This document is an excerpt from the EUR-Lex website
Document 62009TN0121
Case T-121/09: Action brought on 27 March 2009 — Al Shanfari v Council and Commission
Zaak T-121/09: Beroep ingesteld op 27 maart 2009 — Al Shanfari/Raad en Commissie
Zaak T-121/09: Beroep ingesteld op 27 maart 2009 — Al Shanfari/Raad en Commissie
PB C 113 van 16.5.2009, p. 43–44
(BG, ES, CS, DA, DE, ET, EL, EN, FR, IT, LV, LT, HU, MT, NL, PL, PT, RO, SK, SL, FI, SV)
16.5.2009 |
NL |
Publicatieblad van de Europese Unie |
C 113/43 |
Beroep ingesteld op 27 maart 2009 — Al Shanfari/Raad en Commissie
(Zaak T-121/09)
2009/C 113/87
Procestaal: Engels
Partijen
Verzoekende partij: Thamer Al Shanfari (vertegenwoordigers: P. Saini, QC, T. Nesbitt en B. Kennelly, Barristers, A. Patel, N. Sheikh, en K. Mehta, Solicitors)

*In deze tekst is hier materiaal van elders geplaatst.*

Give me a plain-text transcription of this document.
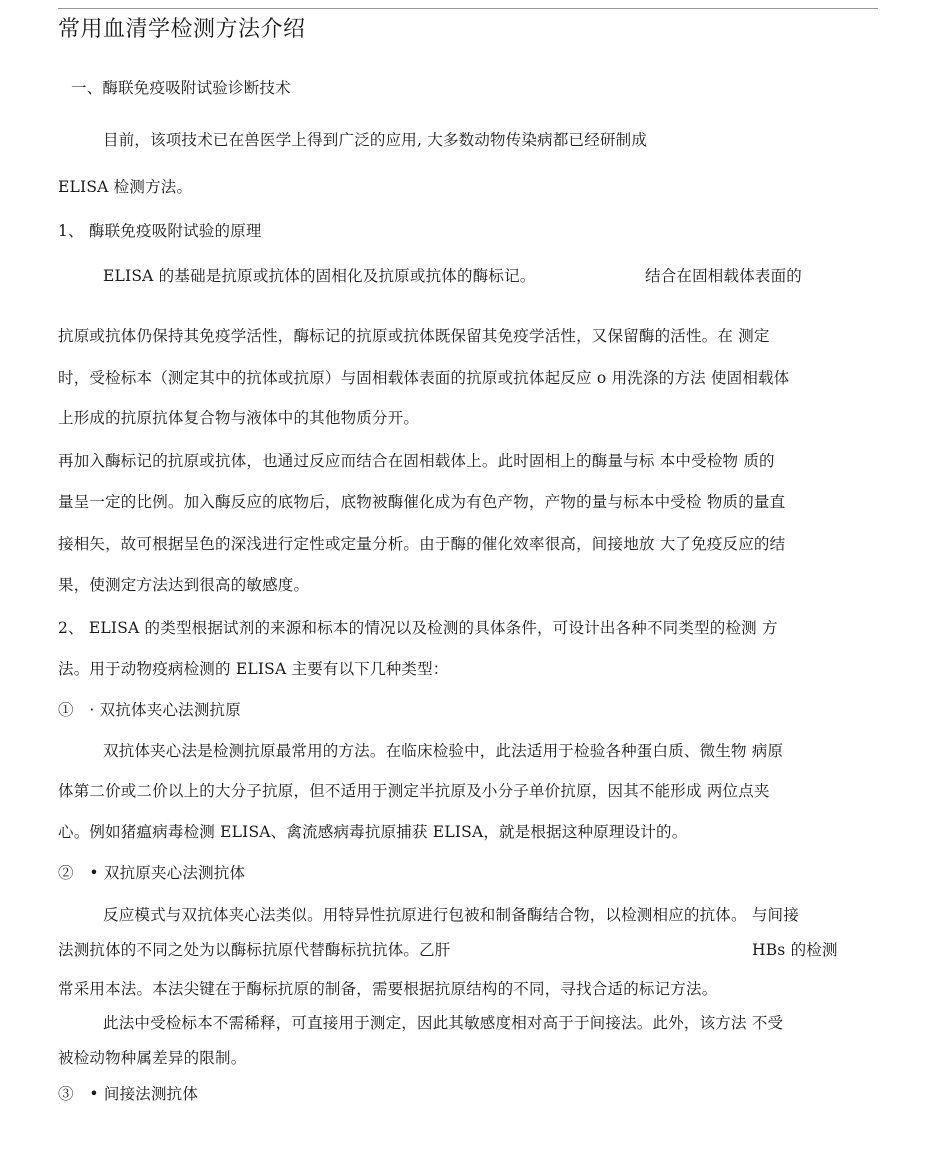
常用血清学检测方法介绍

一、酶联免疫吸附试验诊断技术

目前，该项技术已在兽医学上得到广泛的应用, 大多数动物传染病都已经研制成

ELISA 检测方法。

1、 酶联免疫吸附试验的原理

ELISA 的基础是抗原或抗体的固相化及抗原或抗体的酶标记。	结合在固相载体表面的

抗原或抗体仍保持其免疫学活性，酶标记的抗原或抗体既保留其免疫学活性，又保留酶的活性。在 测定

时，受检标本（测定其中的抗体或抗原）与固相载体表面的抗原或抗体起反应 o 用洗涤的方法 使固相载体

上形成的抗原抗体复合物与液体中的其他物质分开。

再加入酶标记的抗原或抗体，也通过反应而结合在固相载体上。此时固相上的酶量与标 本中受检物 质的

量呈一定的比例。加入酶反应的底物后，底物被酶催化成为有色产物，产物的量与标本中受检 物质的量直

接相矢，故可根据呈色的深浅进行定性或定量分析。由于酶的催化效率很高，间接地放 大了免疫反应的结

果，使测定方法达到很高的敏感度。

2、 ELISA 的类型根据试剂的来源和标本的情况以及检测的具体条件，可设计出各种不同类型的检测 方

法。用于动物疫病检测的 ELISA 主要有以下几种类型：

①　· 双抗体夹心法测抗原

双抗体夹心法是检测抗原最常用的方法。在临床检验中，此法适用于检验各种蛋白质、微生物 病原

体第二价或二价以上的大分子抗原，但不适用于测定半抗原及小分子单价抗原，因其不能形成 两位点夹

心。例如猪瘟病毒检测 ELISA、禽流感病毒抗原捕获 ELISA，就是根据这种原理设计的。

②　• 双抗原夹心法测抗体

反应模式与双抗体夹心法类似。用特异性抗原进行包被和制备酶结合物，以检测相应的抗体。 与间接

法测抗体的不同之处为以酶标抗原代替酶标抗抗体。乙肝	HBs 的检测

常采用本法。本法尖键在于酶标抗原的制备，需要根据抗原结构的不同，寻找合适的标记方法。

此法中受检标本不需稀释，可直接用于测定，因此其敏感度相对高于于间接法。此外，该方法 不受

被检动物种属差异的限制。

③　• 间接法测抗体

Verwerende partij: Raad van de Europese Unie en Commissie van de Europese Gemeenschappen
Conclusies
— |
nietigverklaring van verordening (EG) nr. 314/2004 van de Raad van 19 februari 2004 inzake bepaalde beperkende maatregelen tegen Zimbabwe, zoals gewijzigd bij verordening (EG) nr. 77/2009 van de Commissie, voor zover deze verzoeker betreft; |
— |
verwijzing van de Raad en de Commissie in de kosten van de procedure. |
Middelen en voornaamste argumenten
Op basis van verordening (EG) nr. 314/2004 (1), zoals gewijzigd bij verordening (EG) nr. 77/2009 (2) (hierna: „bestreden verordening”), zijn alle tegoeden van verzoeker in de lidstaten van de Europese Unie bevroren, zodat hij geen zaken kan doen in de EU en is gebrandmerkt als iemand die banden heeft met het repressieve regime in Zimbabwe en betrokken is bij activiteiten die de democratie, de eerbiediging van de mensenrechten en de rechtsstaat ernstig ondermijnen. Daarbij komt dat verzoeker een reisverbod is opgelegd in artikel 4 van Gemeenschappelijk Standpunt 2004/161/GBVB van de Raad (3).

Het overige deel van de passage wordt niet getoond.